Creating a Teaching Portfolio: Is It Worthwhile?
Toni Wegner, Department of Psychology
With my teaching portfolio neatly in hand, it's easy to say I'm glad I have one. It consists of a 6-8 page reflective statement, with appendices as documentation. Although a teaching portfolio is never complete, I have a usable document that I can maintain and modify for different occasions. Here are some thoughts about my experiences for those who are trying to decide if they should do one.
How much work was it?
I attended the teaching portfolio workshop held by the Teaching Resource Center (TRC) in June. Two group meetings and two individual meetings with a designated "mentor" were scheduled, and we were given some readings and a worksheet to complete before we met.
The group meetings were informative and enjoyable. It was enlightening to interact with instructors across the University who are dedicated to teaching. I gained teaching tips, insights and enthusiasm that are sure to benefit my teaching. The individual meetings with my mentor were helpful and interesting. She provided many ideas and encouragement.
The hardest part for me was the first draft. I struggled for many hours deciding how to put together all of the pieces into a statement that would say something about me. Start to finish, I spent 30-35 hours over about a week.
What did I get out of it?
I participated because I was curious about the process and I thought it might improve my teaching. Creating the portfolio helped make salient what's important to me and why I teach the way I do. I realized that I focus on the things I do well and avoid those I don't. Awareness of these aspects of my teaching will help me be a better teacher.

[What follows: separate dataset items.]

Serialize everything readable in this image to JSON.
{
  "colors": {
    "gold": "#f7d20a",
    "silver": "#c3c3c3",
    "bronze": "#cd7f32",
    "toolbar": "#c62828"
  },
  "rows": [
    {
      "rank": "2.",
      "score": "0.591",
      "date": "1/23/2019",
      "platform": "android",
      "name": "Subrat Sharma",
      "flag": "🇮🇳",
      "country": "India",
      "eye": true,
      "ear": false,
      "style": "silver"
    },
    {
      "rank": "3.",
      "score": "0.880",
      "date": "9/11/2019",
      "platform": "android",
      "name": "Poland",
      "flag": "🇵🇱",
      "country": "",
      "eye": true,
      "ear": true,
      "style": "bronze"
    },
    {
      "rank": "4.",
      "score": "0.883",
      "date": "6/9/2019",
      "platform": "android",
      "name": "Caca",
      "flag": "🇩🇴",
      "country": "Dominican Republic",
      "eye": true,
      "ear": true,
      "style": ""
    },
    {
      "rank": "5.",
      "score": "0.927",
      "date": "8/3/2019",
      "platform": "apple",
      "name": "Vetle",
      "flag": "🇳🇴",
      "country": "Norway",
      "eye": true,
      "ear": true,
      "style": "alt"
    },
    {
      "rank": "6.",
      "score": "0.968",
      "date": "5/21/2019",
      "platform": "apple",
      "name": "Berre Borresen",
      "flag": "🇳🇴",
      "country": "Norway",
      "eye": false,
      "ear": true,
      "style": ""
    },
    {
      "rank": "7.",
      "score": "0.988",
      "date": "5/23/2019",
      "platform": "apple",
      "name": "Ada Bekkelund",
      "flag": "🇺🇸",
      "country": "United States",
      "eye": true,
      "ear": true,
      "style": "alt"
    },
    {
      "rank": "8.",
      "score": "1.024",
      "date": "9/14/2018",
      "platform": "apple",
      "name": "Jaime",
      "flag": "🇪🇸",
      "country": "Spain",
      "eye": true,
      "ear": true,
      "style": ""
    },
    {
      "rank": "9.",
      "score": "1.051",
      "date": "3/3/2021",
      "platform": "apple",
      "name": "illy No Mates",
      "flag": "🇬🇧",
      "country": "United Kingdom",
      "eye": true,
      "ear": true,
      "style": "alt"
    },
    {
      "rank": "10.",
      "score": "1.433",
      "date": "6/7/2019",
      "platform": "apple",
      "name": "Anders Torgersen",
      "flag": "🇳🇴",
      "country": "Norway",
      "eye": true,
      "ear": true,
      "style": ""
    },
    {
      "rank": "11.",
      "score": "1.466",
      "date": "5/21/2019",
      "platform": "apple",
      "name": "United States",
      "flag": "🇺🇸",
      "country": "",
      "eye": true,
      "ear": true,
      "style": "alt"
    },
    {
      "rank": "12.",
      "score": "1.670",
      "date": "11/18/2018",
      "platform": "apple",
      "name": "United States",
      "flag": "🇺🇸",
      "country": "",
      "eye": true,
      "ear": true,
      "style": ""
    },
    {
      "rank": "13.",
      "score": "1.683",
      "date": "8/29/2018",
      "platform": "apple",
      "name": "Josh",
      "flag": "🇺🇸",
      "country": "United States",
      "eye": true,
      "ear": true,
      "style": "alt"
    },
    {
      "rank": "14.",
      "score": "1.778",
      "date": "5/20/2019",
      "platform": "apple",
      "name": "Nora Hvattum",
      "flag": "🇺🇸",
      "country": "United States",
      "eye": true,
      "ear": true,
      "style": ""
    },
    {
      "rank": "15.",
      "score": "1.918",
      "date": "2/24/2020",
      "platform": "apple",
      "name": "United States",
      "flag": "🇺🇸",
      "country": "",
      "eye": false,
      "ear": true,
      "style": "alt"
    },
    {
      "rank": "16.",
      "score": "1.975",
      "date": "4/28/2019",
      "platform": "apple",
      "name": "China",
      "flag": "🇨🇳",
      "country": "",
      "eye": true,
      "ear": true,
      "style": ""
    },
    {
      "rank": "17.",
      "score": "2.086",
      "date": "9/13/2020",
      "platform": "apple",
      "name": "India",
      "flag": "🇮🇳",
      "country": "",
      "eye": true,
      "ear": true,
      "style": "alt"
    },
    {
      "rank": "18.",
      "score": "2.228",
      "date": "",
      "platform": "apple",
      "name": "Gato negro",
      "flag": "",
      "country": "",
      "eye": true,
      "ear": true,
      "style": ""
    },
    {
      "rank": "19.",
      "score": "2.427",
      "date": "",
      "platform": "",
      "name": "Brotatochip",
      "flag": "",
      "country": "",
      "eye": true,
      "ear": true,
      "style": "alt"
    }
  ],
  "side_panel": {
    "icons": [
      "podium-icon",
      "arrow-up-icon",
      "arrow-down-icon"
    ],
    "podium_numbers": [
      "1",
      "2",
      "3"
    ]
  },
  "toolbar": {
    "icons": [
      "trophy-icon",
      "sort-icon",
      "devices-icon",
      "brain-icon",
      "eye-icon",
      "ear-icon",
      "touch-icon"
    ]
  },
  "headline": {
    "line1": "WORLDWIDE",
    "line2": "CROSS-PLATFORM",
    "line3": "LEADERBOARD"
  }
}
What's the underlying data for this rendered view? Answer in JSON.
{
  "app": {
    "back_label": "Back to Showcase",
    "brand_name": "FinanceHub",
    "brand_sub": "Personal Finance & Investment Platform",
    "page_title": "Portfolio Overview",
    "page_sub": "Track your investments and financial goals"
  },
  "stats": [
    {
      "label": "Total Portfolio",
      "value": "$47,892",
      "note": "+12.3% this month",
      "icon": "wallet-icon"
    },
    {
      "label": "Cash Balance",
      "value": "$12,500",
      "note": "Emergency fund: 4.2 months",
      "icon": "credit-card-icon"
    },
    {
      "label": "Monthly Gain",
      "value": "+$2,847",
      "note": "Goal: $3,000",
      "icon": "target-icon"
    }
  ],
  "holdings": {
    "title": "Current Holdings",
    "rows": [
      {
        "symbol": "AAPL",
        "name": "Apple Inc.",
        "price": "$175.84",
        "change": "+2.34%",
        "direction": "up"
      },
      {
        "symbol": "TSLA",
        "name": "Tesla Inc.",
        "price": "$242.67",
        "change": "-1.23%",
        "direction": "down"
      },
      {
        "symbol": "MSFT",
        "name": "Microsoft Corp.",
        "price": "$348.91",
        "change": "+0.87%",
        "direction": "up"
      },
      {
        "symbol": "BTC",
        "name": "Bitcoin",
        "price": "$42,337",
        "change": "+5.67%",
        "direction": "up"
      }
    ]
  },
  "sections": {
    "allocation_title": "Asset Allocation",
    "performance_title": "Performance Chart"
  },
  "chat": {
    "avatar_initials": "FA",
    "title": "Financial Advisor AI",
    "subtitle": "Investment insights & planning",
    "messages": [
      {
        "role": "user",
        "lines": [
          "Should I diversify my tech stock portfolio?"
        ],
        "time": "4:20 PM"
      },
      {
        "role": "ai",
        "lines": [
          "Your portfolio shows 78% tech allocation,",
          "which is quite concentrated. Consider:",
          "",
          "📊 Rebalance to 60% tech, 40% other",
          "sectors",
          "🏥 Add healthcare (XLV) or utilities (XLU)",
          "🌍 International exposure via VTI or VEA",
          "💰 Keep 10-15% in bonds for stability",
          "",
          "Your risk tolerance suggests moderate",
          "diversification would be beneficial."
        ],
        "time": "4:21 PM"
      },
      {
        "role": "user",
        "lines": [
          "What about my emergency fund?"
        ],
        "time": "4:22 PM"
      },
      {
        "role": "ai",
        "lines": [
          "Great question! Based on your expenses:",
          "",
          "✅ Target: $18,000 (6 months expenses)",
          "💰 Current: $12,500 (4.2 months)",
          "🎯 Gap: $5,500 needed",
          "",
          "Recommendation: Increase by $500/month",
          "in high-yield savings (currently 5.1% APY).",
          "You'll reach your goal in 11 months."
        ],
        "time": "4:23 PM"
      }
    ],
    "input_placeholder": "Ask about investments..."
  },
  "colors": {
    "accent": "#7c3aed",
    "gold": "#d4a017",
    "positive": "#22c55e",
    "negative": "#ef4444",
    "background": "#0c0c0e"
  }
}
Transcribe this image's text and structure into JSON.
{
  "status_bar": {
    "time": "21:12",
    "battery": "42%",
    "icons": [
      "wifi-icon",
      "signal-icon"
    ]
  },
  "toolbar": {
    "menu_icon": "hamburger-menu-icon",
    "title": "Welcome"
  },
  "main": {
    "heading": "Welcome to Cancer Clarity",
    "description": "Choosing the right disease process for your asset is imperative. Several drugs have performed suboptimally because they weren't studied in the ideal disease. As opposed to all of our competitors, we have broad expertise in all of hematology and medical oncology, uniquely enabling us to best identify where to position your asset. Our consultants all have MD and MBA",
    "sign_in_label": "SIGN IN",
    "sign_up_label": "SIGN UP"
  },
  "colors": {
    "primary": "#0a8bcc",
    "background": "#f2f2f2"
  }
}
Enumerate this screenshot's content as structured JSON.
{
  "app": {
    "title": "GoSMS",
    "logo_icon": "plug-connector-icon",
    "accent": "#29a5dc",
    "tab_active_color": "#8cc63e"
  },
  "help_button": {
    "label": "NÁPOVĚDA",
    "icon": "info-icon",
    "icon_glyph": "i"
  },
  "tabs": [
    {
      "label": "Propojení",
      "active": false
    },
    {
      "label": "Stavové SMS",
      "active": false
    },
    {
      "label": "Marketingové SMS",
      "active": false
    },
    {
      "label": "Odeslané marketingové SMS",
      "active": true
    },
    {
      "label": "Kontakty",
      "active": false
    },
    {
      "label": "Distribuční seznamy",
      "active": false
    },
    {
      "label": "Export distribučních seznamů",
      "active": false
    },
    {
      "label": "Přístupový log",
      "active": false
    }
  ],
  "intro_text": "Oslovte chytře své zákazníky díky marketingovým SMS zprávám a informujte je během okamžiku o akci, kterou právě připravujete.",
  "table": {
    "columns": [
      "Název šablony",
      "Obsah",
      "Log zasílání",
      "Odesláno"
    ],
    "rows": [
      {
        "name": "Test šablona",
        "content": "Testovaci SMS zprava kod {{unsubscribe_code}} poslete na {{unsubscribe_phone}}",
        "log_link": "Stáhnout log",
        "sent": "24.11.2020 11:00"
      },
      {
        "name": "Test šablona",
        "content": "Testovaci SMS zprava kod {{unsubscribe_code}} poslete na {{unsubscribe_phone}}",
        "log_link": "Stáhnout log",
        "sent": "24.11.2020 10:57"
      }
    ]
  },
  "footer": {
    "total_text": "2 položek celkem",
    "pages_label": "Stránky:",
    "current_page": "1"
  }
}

There is also the product. My teaching portfolio is a statement that describes me as a teacher. It includes my responsibilities, philosophy and strategies, as well as an assessment of my teaching effectiveness. It helped me pull all of the pieces of my teaching into a single document. I believe this could be an excellent tool for anyone applying for a teaching position or being evaluated for promotion or tenure. Although the self-evaluation aspects alone are beneficial, review at higher levels could provide important feedback. There is a potential drawback if this is not supported or encouraged throughout the administration.
Was It Worthwhile?
This was definitely a worthwhile experience for me, and I strongly recommend it for anyone who cares about teaching. The seminar was a great way to do this (because, like my students, I work best with deadlines), but a good mentor can get you there without the seminar.